Deficiencies in the Prior Art
Unfortunately, no cure is yet available for AD. Today, medication therapy focuses on controlling the symptoms of AD and its various stages. For example, mild to moderate AD is often treated with cholinesterase inhibitors such as donepezil (ARICEPT®, Eisai Co., Ltd/Pfizer, Inc.), rivastigmine (EXELON®, Novartis AG/Sandoz AG), galantamine (RAZADYNE®, Johnson & Johnson), [and to a lesser extent, tacrine (COGNEX®), Warner-Lambert Co.], while moderate to severe AD is often treated with donepezil (ARICEPT®) or N-methyl D-aspartate antagonists such as memantine (NAMENDA®, Forest Laboratories, Inc.), or a combination thereof. Although these medications may help delay or prevent AD symptoms from becoming worse for a limited period of time, there is no clear evidence that these medications have any effect on the underlying progression of the disease itself.
While extensive research in the past decade has identified possible biomarkers for AD, there is still an urgent need for composition and methods that are specifically useful in diagnosing, treating, preventing, and monitoring the progress of AD in at-risk or affected individuals.
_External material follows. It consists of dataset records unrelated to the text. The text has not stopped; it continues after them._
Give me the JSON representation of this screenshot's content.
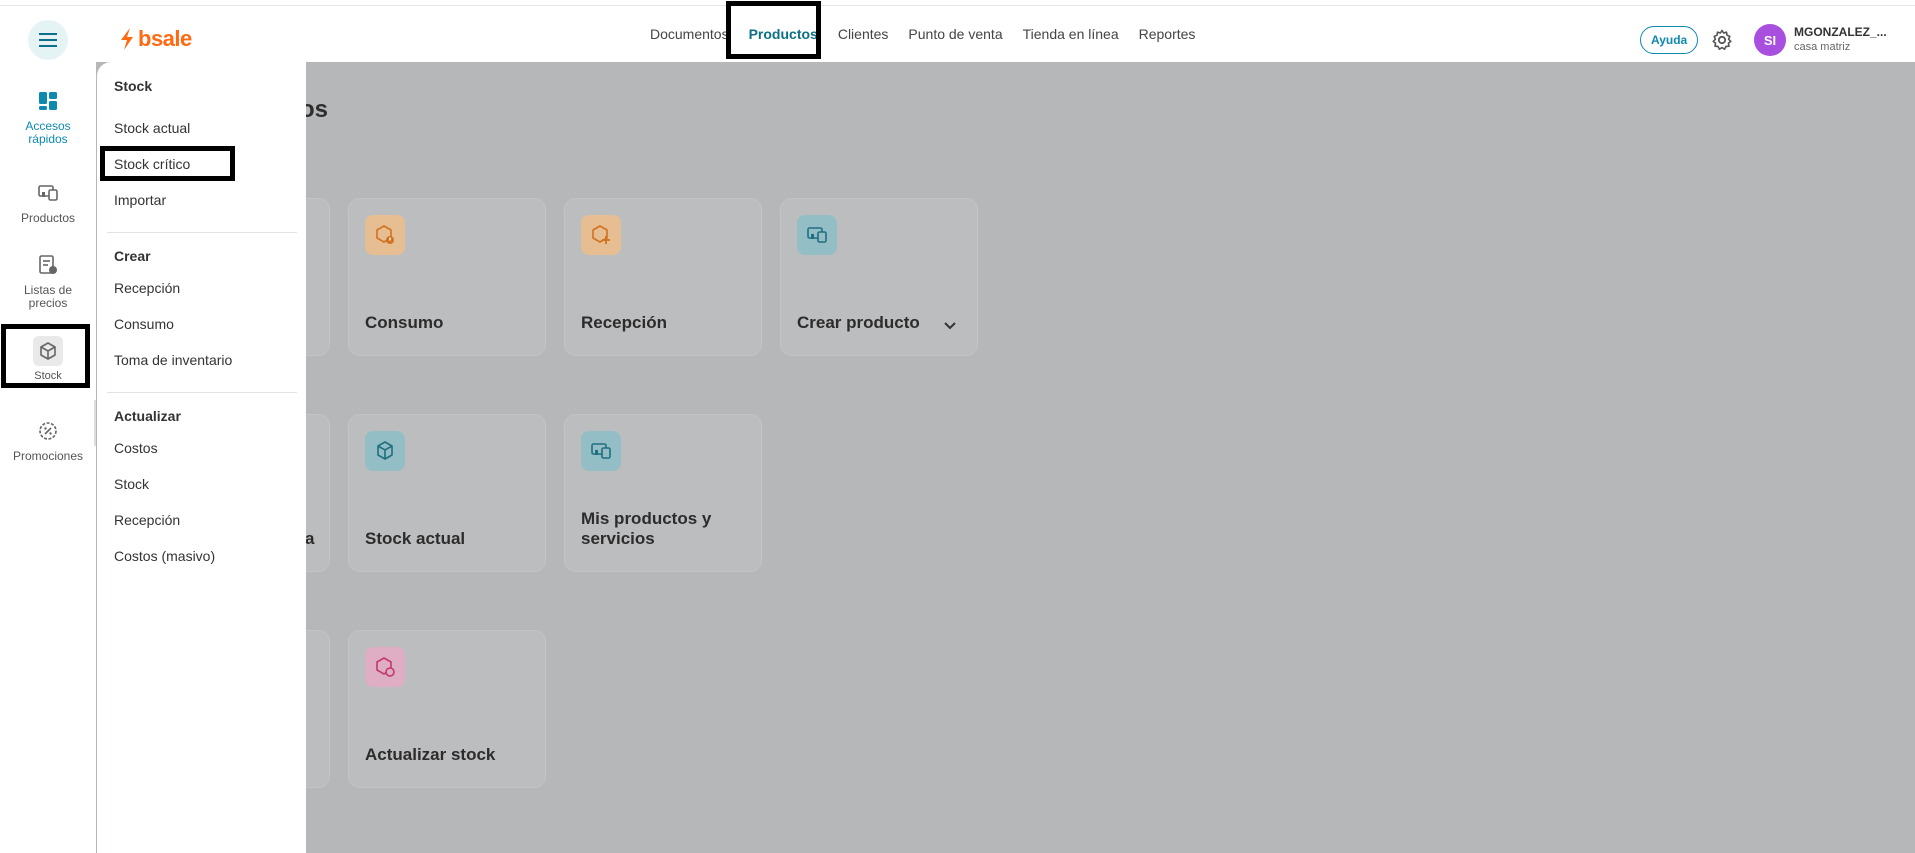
{
  "header": {
    "logo_text": "bsale",
    "nav": [
      "Documentos",
      "Productos",
      "Clientes",
      "Punto de venta",
      "Tienda en línea",
      "Reportes"
    ],
    "active_nav": "Productos",
    "help_label": "Ayuda",
    "user": {
      "initials": "SI",
      "name": "MGONZALEZ_...",
      "branch": "casa matriz"
    }
  },
  "rail": {
    "items": [
      {
        "label": "Accesos rápidos",
        "icon": "dashboard-icon"
      },
      {
        "label": "Productos",
        "icon": "products-icon"
      },
      {
        "label": "Listas de precios",
        "icon": "price-list-icon"
      },
      {
        "label": "Stock",
        "icon": "box-icon"
      },
      {
        "label": "Promociones",
        "icon": "promotions-icon"
      }
    ],
    "active": "Accesos rápidos",
    "selected": "Stock"
  },
  "submenu": {
    "sections": [
      {
        "title": "Stock",
        "items": [
          "Stock actual",
          "Stock crítico",
          "Importar"
        ]
      },
      {
        "title": "Crear",
        "items": [
          "Recepción",
          "Consumo",
          "Toma de inventario"
        ]
      },
      {
        "title": "Actualizar",
        "items": [
          "Costos",
          "Stock",
          "Recepción",
          "Costos (masivo)"
        ]
      }
    ]
  },
  "main": {
    "title_fragment": "os",
    "partial_label": "a",
    "cards": [
      {
        "title": "Consumo",
        "icon": "box-alert-icon",
        "color": "#f0b37a"
      },
      {
        "title": "Recepción",
        "icon": "box-plus-icon",
        "color": "#f0b37a"
      },
      {
        "title": "Crear producto",
        "icon": "products-icon",
        "color": "#7fb8c4"
      },
      {
        "title": "Stock actual",
        "icon": "box-icon",
        "color": "#7fb8c4"
      },
      {
        "title": "Mis productos y servicios",
        "icon": "products-icon",
        "color": "#7fb8c4"
      },
      {
        "title": "Actualizar stock",
        "icon": "box-refresh-icon",
        "color": "#e6a1bf"
      }
    ]
  },
  "colors": {
    "brand": "#ff6a13",
    "accent": "#0e8ab0",
    "overlay": "#b6b7b9"
  }
}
New compositions and methods are also needed to serve as drug targets for the identification, synthesis, and/or adaptation of existing chemical compounds for use in the treatment of AD and its symptoms. Furthermore, there is also a need for development of new classes of drugs for treatment of the disease, including, for example, immunotherapeutic agents and next-generation therapeutics.